JEFFERSON CITY - The Missouri State Auditors said their office has asked questions about the multi-million dollar payments received by the state based off inflated food stamp numbers. Now they are waiting for answers before determining their next step, spokeswoman Allison Bruns said.
Late in the afternoon Monday, the U.S. Agriculture Department received word from the Missouri Social Services Department, that they had been incorrectly reporting the number of Missourians on food stamps since September 2002.
An official with the Agriculture Department, Hans Billger, said they are reviewing the information provided to them by Missouri.
In the seven year span since the computer glitch began, there have more than 260,000 people reported receiving food stamps who actually are not. For example, in September of this year, the department announced they had over 1 million people on food stamps, when in all actuality there were only 855,000.
David Sater, R-Cassville, who is the chair of the Appropriations Committee on Social Services called the glitch a "kind of a wake up call," for departments to analyze and audit themselves.
Overall, he said it was a minor glitch, and the problem has already been "taken care of."
Social Services Department spokesman Scott Rowson said initially the glitch was overlooked because the numbers were relatively small. According to him, people who were no longer on food stamps did not receive them, but were still counted as part of the system. Eventually, the number became very large and after a data inquiry last week the discrepancy was discovered.
Most importantly, Rowson said, was that the inactives counted as receiving food stamps were not actually receiving any of the benefits.
He said a "fix" has already been put into place and his office is generating participation reports.
One problem that has arisen from the inflated numbers deals with bonuses received from the federal government for having served so many people with food stamps.
Since 2003, Missouri has received over $14 million in bonuses with $2.6 million received this year alone.

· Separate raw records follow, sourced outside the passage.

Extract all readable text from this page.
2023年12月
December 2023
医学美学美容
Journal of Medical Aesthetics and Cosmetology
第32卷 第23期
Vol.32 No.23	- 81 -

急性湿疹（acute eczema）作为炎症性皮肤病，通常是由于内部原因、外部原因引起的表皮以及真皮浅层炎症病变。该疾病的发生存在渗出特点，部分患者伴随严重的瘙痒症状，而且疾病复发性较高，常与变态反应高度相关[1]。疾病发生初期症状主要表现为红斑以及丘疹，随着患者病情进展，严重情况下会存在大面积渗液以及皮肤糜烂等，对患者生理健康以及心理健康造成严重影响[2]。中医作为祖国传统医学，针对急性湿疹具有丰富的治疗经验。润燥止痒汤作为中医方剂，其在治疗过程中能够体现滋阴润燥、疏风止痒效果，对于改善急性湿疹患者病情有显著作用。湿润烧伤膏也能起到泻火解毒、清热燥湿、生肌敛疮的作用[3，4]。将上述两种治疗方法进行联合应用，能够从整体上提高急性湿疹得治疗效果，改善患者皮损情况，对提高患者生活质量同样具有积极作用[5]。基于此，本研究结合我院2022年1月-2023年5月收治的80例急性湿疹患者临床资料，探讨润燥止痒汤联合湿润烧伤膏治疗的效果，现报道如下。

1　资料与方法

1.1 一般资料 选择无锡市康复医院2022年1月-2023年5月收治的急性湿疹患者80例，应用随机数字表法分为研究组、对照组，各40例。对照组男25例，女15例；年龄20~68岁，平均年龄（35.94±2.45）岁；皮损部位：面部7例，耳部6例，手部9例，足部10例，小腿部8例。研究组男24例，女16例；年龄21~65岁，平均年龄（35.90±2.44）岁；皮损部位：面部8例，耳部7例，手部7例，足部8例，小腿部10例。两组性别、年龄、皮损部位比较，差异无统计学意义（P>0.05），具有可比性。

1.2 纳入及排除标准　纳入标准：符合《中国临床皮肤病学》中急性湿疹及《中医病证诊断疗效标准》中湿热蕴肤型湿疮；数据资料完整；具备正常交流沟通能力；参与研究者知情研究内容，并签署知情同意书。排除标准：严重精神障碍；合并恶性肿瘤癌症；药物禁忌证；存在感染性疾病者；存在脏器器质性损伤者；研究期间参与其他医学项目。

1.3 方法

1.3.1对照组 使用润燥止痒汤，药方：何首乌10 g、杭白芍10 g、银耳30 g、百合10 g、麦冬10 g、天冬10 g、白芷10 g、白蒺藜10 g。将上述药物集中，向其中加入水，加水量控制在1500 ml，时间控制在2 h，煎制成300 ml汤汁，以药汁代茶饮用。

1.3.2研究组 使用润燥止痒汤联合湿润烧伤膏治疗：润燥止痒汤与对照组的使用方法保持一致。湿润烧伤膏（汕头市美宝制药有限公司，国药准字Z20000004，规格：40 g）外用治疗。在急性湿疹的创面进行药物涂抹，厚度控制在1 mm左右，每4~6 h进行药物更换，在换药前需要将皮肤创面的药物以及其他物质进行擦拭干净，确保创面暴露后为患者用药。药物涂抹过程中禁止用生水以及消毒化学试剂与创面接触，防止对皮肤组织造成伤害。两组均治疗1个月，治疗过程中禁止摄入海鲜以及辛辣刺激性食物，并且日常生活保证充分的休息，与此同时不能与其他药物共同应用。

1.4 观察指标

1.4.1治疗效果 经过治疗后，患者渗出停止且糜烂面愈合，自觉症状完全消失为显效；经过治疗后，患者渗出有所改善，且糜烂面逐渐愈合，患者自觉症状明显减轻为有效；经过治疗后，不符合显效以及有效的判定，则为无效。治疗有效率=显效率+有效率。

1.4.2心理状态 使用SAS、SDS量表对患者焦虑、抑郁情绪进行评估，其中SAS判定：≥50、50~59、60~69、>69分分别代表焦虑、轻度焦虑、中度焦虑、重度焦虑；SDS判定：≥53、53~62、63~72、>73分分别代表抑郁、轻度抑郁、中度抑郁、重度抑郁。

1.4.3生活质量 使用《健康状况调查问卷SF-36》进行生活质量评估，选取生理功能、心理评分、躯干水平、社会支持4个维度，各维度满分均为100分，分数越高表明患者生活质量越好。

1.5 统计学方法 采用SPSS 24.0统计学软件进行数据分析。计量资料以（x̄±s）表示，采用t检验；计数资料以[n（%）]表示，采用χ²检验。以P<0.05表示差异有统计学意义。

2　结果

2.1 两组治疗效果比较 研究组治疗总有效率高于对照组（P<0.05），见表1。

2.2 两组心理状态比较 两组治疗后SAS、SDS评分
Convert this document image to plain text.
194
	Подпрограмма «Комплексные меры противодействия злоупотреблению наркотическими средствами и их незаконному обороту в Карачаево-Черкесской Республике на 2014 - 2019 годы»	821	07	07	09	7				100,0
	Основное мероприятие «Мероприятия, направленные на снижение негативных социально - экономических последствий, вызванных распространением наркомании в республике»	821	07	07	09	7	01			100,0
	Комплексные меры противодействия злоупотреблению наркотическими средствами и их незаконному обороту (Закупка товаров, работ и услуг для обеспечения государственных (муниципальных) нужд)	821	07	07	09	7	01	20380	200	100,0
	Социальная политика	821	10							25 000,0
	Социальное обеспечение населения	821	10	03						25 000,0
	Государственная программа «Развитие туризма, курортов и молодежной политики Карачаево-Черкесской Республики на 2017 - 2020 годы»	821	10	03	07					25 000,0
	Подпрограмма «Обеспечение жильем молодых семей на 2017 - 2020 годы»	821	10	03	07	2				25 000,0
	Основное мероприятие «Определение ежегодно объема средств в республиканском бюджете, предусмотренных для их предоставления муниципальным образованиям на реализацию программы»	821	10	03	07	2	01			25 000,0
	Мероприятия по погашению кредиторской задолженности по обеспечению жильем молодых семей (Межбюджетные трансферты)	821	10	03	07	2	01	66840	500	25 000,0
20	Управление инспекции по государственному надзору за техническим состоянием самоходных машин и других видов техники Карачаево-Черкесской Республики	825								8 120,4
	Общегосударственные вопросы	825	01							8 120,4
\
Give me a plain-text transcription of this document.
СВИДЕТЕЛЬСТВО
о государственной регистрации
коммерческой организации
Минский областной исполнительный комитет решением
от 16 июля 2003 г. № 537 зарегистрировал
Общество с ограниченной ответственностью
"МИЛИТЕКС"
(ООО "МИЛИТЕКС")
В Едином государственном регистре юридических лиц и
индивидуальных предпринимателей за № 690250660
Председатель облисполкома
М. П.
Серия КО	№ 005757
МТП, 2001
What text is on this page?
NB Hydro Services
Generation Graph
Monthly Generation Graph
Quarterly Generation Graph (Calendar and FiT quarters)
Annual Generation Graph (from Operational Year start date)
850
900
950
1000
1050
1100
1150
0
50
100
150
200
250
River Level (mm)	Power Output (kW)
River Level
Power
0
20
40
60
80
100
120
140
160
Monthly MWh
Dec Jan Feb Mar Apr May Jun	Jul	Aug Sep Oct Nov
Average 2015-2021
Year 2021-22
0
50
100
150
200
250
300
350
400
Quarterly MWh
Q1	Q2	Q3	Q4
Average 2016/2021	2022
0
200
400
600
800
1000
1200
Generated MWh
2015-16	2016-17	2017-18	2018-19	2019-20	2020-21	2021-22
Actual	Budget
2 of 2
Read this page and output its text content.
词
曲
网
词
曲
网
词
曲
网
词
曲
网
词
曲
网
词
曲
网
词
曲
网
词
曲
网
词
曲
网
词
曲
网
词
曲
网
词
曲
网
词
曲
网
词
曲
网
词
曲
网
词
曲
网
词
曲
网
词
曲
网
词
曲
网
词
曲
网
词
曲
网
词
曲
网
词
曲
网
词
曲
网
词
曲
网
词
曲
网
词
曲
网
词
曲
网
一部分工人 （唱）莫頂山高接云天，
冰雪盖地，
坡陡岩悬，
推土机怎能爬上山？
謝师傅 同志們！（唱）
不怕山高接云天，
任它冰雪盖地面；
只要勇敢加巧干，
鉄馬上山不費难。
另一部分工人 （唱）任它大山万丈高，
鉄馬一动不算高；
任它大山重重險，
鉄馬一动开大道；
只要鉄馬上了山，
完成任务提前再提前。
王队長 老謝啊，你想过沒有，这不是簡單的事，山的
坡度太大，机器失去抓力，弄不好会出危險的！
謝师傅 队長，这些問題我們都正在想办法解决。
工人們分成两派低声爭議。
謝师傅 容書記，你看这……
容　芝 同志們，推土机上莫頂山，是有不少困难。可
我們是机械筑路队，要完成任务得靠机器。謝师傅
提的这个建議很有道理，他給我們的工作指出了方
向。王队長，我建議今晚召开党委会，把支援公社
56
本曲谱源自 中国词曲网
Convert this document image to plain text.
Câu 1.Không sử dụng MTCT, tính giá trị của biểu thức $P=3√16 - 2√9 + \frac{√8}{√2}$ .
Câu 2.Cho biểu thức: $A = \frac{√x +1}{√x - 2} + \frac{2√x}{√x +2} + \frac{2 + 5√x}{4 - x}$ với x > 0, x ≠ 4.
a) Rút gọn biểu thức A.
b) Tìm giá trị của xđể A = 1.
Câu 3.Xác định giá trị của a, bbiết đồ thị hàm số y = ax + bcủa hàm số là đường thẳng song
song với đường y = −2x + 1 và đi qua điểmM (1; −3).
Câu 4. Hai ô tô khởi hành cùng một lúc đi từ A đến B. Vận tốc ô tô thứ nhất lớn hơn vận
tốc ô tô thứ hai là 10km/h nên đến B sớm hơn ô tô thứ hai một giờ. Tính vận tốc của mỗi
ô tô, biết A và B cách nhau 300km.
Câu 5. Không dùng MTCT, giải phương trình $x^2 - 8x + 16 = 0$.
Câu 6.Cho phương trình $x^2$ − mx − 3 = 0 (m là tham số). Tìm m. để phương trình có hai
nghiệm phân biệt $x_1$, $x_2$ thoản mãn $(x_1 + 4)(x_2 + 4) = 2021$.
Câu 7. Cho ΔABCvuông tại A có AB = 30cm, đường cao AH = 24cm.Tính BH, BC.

Whether Missouri will be liable for punitive or repertory damages "remains to be seen," Rowson said.
He said payments will depend on what the Agriculture Department rules on the matter.
Sater said he doesn't know whether the audit into food stamps will extend to any other federally funded program. He said Missouri should "analyze every program very diligently for accuracy."
Rowson said he does not think any other program is in jeopardy because he is "pretty confident this was a one time error."